Look, none of us wants to pay taxes. Nobody wants to hand over some of their
hard-earned money (the money someone earned the hard way for them at some
point, anyway) to the government, instead of buying the tenth Ferrari.
But
the government doesn’t take that money just to fill its own pockets. They pay
for social security, public schools and hospitals, public transports, roads,
the police force, the army, and oodles of other things. The government keeps
the infrastructure of the country working and makes sure people can live in
peace.
So,
you’re a billionaire and say you have your riches, your private school and
hospital, your car, and you also could afford to pay some security company for
the protection of your family and your possessions. True, but your car is
driving on roads kept in working condition by the government. The teachers in
your private school, the nurses (and some doctors) in the private hospital, and
the security personnel most likely went to public schools themselves, some of
them will most likely also have been to public universities. And no matter how
many security guards you pay for, if the whole economy breaks down and riots
start, your possessions and family aren’t safe at all.
The
problem with rich people don’t paying their taxes is similar to the problem
with telling the banks to stuff it and accept defeat. Both are very cosy with
politicians. They pay for political campaigns. They offer jobs after the
political career or ‘consultant positions’ throughout it. And for that, they
can be sure to be on the winning side of new laws and other political
decisions. Thus, there’s no real pressure put on Greek billionaires who don’t pay
taxes and have moved abroad.
What
I would do? I’d tell them to either pay their taxes or be throw out of the
country for good. If they ever come back afterwards - even if it’s just the
plane touching down in Athens to fill the tank -, they’ll be arrested on the
spot and kept in jail until the outstanding taxes have been paid. It’s probably
not legal, but it would be effective. How many of those people would want to
lose the country they consider their home? Perhaps lose all the property they
still own back home (confiscated to get at least some of their debts paid off)?

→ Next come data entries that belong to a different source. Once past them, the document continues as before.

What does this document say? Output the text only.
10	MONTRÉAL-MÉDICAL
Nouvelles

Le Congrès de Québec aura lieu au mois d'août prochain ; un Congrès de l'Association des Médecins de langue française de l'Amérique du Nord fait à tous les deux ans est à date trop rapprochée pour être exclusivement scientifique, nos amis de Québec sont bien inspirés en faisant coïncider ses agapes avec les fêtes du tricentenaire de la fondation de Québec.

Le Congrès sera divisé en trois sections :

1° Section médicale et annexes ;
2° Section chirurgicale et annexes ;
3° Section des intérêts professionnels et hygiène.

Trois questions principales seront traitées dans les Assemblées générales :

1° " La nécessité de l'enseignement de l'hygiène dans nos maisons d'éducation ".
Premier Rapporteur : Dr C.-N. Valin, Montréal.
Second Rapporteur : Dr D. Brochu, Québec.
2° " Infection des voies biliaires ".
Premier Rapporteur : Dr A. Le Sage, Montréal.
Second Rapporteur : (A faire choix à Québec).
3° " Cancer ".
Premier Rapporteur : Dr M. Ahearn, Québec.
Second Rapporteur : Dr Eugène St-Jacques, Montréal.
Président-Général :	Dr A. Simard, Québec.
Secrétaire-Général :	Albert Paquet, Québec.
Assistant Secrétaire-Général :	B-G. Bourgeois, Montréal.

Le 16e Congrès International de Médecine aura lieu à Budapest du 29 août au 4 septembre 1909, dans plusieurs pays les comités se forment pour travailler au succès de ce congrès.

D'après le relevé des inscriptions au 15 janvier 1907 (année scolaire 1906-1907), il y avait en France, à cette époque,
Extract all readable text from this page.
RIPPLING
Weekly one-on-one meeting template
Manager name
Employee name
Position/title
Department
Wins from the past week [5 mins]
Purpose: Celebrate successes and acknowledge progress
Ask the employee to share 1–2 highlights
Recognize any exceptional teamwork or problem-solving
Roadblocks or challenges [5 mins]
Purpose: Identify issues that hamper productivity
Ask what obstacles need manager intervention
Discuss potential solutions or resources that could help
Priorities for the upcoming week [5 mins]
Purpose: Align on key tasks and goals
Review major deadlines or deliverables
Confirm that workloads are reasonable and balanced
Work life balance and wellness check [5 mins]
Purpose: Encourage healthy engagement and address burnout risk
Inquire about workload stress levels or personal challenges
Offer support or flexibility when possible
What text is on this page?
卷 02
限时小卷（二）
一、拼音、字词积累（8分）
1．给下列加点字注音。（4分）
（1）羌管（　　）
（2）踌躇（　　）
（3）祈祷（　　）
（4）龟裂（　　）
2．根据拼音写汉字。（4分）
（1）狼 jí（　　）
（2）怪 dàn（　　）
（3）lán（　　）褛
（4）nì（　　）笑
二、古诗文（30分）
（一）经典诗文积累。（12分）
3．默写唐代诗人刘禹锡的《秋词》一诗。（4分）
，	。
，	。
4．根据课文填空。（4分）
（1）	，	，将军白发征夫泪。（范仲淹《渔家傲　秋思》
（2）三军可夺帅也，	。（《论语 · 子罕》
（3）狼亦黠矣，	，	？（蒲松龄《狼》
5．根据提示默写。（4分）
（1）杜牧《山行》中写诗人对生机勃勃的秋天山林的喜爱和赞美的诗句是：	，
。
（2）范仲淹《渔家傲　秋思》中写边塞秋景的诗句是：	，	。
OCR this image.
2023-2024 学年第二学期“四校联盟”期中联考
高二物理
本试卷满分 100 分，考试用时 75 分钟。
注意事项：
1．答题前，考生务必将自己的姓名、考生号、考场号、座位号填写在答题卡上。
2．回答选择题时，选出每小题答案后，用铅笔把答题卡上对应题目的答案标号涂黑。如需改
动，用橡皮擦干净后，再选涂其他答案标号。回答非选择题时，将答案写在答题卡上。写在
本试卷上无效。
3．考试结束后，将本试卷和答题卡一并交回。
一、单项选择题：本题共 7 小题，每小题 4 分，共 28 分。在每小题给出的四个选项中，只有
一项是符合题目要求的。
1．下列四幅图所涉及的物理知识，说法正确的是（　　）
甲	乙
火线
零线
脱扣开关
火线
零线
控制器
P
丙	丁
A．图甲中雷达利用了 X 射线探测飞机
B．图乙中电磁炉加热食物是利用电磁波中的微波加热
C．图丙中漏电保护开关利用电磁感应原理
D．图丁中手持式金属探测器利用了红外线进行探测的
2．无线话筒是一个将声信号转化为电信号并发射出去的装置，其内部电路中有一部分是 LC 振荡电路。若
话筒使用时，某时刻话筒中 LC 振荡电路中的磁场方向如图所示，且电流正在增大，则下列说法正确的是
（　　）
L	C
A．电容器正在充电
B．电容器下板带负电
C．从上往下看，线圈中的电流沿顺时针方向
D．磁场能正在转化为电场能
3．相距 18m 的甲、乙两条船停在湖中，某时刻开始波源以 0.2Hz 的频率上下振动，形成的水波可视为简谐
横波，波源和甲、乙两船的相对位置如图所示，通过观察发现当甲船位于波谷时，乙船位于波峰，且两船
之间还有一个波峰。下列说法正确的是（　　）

They’d be without citizenship (although they could probably ‘buy’ their way
into another). They’d be outed for the criminals they are.
Would
it be right on a moral level? I’d say yes. If
they don’t pay for the state they’re part of, even though they can
afford to (unlike the people at the other end of that scale who simply have no
money to pay taxes from), they don’t deserve to be a part any longer. Community
(and a state is nothing else) only works when everyone does something to keep
it working. Once upon a time, everyone could put in a few hours of work or,
perhaps, donate some of their harvest. But we’ve all grown specialized and so
we need the government to organize all the community stuff and pay people to do
it.
Most
of the rich Greeks would probably pay their outstanding taxes and would
continue to pay them later on. I think only a minority would really risk having
all their connections with their home country severed.
What the EU is doing, on
the other hand, is basically pushing Greece deeper and deeper into misery. Punishing
the normal people for something they didn’t do and had no power to prevent. It’s
not the rich ones who now ‘pay’ with unemployment and poverty, it’s the normal
people and those who were poor to begin with.